Geological Appraiser

As frustrating as these issues might be to face, there aren’t perfect solutions available for any of these problems. With regards to the Regional Championship in Atlanta, this is extremely unfortunate timing. Given that all other Regional Championships occurred before ban discussions took place, it may have made the most sense to make bans happen after the event in Atlanta had finished.

This would’ve involved needing to move the ban announcement until a few weeks later and likely would’ve resulted in an unhealthy metagame with a ton of Discover combo being represented. While obviously not ideal, there’s an argument this is still better than creating massive change right before the event.

As for content creators, it’s certainly awkward to have a detailed discussion before bans actually take place. The thing is, it does give players an even bigger chance to prepare and speculate for potential changes. It’s unclear if dropping a ban announcement with massive changes to two key formats on Monday would’ve been better or worse overall without the WeeklyMTG discussion.
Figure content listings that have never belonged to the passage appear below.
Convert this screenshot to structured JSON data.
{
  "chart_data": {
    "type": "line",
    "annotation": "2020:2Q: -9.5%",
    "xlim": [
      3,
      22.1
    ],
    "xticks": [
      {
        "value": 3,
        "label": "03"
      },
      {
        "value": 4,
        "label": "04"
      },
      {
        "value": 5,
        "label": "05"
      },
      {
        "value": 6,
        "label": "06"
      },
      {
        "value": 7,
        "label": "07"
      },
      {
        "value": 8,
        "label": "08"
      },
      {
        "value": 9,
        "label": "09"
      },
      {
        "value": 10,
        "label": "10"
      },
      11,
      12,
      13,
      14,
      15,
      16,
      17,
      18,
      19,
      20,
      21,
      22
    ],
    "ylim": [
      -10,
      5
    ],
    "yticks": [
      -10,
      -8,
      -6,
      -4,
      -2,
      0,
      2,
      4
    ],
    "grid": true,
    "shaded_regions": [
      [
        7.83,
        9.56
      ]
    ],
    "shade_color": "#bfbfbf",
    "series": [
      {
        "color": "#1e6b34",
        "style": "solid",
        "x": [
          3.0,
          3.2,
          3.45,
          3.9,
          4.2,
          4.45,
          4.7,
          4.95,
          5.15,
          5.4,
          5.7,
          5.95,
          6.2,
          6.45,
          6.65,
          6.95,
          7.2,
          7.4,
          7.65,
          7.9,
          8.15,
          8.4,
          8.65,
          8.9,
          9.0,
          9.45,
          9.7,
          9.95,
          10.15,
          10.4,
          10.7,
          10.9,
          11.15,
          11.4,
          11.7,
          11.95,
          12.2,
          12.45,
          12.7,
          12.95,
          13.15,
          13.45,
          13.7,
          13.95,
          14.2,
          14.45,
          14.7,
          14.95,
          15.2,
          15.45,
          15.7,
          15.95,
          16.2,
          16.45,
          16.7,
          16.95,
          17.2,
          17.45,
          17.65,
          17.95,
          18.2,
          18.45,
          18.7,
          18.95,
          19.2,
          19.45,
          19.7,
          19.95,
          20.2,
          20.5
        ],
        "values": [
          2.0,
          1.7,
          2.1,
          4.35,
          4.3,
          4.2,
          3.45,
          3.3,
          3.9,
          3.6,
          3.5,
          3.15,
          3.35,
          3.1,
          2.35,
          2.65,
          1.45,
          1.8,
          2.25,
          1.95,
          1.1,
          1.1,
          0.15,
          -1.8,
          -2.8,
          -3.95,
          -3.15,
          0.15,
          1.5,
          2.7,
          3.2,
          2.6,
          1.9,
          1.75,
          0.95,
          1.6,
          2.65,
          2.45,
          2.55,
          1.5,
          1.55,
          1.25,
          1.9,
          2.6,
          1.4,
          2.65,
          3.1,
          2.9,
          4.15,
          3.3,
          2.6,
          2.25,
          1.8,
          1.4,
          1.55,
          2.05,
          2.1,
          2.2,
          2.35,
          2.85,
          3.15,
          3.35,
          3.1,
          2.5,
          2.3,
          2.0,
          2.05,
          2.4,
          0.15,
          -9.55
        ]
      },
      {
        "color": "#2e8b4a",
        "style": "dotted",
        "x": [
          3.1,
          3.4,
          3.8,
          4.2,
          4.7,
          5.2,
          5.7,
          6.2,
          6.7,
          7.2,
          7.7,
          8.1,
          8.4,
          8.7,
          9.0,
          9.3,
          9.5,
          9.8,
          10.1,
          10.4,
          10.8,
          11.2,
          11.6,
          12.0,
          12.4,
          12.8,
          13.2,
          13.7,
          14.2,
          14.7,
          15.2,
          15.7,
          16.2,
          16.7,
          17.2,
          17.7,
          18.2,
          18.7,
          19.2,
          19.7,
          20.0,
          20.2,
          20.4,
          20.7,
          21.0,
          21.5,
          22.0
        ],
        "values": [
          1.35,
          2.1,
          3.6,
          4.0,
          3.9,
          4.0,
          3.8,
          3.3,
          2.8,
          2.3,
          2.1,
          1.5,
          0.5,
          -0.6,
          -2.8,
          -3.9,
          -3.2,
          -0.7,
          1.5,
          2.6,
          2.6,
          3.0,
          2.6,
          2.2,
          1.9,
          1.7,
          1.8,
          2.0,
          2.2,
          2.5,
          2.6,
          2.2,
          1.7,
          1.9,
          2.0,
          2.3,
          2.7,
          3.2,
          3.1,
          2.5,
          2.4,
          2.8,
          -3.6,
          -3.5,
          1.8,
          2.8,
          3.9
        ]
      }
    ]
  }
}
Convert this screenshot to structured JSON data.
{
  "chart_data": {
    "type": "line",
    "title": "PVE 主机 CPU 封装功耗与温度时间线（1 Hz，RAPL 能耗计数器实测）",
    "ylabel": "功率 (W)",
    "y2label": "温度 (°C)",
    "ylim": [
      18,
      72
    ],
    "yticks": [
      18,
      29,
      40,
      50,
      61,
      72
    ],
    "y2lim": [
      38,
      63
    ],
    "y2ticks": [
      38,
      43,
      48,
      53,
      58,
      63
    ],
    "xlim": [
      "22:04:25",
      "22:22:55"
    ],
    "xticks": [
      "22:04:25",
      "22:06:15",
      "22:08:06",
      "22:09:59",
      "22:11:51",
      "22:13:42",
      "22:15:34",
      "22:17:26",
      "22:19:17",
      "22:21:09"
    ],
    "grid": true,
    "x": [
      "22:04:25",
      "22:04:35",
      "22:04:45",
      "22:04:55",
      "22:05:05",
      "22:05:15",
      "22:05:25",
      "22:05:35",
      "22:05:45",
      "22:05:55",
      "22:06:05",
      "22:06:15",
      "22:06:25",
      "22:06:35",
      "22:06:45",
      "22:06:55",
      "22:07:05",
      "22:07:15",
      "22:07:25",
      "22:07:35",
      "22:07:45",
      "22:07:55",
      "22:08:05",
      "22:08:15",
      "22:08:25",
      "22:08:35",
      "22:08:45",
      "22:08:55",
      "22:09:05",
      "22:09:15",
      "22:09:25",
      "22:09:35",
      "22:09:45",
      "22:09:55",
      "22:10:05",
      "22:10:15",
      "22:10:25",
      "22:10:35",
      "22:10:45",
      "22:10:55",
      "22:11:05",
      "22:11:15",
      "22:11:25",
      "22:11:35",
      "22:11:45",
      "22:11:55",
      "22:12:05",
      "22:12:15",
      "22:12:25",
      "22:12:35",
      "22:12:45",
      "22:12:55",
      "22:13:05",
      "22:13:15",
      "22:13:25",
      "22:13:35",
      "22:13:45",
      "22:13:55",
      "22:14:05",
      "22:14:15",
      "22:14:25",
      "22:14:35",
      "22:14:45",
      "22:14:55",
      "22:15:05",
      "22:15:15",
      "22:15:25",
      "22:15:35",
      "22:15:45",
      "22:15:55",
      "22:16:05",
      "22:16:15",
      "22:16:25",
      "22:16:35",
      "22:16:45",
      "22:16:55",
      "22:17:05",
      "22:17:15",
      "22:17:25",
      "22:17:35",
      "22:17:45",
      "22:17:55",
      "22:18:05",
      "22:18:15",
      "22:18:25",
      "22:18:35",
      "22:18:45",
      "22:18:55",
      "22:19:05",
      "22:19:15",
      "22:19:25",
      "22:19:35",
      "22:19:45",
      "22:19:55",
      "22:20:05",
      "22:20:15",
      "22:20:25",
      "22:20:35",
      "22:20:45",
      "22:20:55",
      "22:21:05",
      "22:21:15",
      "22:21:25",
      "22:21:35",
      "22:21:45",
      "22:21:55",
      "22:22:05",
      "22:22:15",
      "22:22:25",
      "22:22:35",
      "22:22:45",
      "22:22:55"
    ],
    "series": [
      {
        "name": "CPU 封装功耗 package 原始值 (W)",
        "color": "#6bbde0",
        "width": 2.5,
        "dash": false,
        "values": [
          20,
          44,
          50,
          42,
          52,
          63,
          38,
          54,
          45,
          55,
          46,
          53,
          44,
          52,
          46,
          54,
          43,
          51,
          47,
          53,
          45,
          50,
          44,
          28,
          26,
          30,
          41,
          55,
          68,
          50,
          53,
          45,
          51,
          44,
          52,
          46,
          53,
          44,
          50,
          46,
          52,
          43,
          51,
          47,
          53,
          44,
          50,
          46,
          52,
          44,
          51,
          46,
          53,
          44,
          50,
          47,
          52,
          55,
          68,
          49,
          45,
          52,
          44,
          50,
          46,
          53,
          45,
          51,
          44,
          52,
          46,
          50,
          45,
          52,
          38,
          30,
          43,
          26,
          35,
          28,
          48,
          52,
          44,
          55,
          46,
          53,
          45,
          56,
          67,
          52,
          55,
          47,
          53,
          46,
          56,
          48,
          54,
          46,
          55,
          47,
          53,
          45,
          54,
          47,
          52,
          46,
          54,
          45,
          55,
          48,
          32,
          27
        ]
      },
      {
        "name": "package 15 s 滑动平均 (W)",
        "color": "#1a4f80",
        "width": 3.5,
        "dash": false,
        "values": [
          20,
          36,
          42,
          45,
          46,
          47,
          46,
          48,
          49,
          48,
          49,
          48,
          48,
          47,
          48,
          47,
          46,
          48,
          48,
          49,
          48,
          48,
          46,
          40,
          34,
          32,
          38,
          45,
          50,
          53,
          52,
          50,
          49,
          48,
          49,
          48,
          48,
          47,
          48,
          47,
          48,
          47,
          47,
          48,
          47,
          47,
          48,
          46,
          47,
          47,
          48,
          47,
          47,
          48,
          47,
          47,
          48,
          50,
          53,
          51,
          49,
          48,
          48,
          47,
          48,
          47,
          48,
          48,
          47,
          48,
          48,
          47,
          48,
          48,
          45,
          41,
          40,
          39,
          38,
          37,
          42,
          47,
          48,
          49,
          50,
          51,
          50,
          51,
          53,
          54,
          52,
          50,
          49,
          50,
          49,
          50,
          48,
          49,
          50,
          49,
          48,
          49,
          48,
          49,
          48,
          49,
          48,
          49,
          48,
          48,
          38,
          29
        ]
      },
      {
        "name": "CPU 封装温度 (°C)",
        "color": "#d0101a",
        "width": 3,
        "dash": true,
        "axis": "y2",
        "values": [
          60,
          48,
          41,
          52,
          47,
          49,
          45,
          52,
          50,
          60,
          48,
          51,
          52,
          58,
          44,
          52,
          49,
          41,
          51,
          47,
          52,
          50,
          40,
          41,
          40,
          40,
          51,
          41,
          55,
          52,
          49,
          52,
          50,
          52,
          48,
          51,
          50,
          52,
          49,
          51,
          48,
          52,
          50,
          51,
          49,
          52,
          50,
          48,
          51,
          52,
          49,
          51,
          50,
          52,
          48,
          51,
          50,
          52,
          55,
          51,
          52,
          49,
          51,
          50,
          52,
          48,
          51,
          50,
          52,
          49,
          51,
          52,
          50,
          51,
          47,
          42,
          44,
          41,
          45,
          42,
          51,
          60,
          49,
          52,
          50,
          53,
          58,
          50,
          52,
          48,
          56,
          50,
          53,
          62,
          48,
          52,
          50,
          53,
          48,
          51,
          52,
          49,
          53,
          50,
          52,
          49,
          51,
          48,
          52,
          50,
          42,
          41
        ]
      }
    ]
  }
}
Ultimately, the most sensible thing to do may have been to simply announce the bans this week. Sure, it would have been a bit sudden, but it would solve the issue of killing Pioneer and Modern for a week. Content creators could feature the new formats and competitors would have another week to prepare.

After the complete lack of discussion associated with the October ban announcement, at least we are getting a bit more transparency. It’ll be worth monitoring how ban announcements continue to get handled in the future and if these preview discussions become the norm.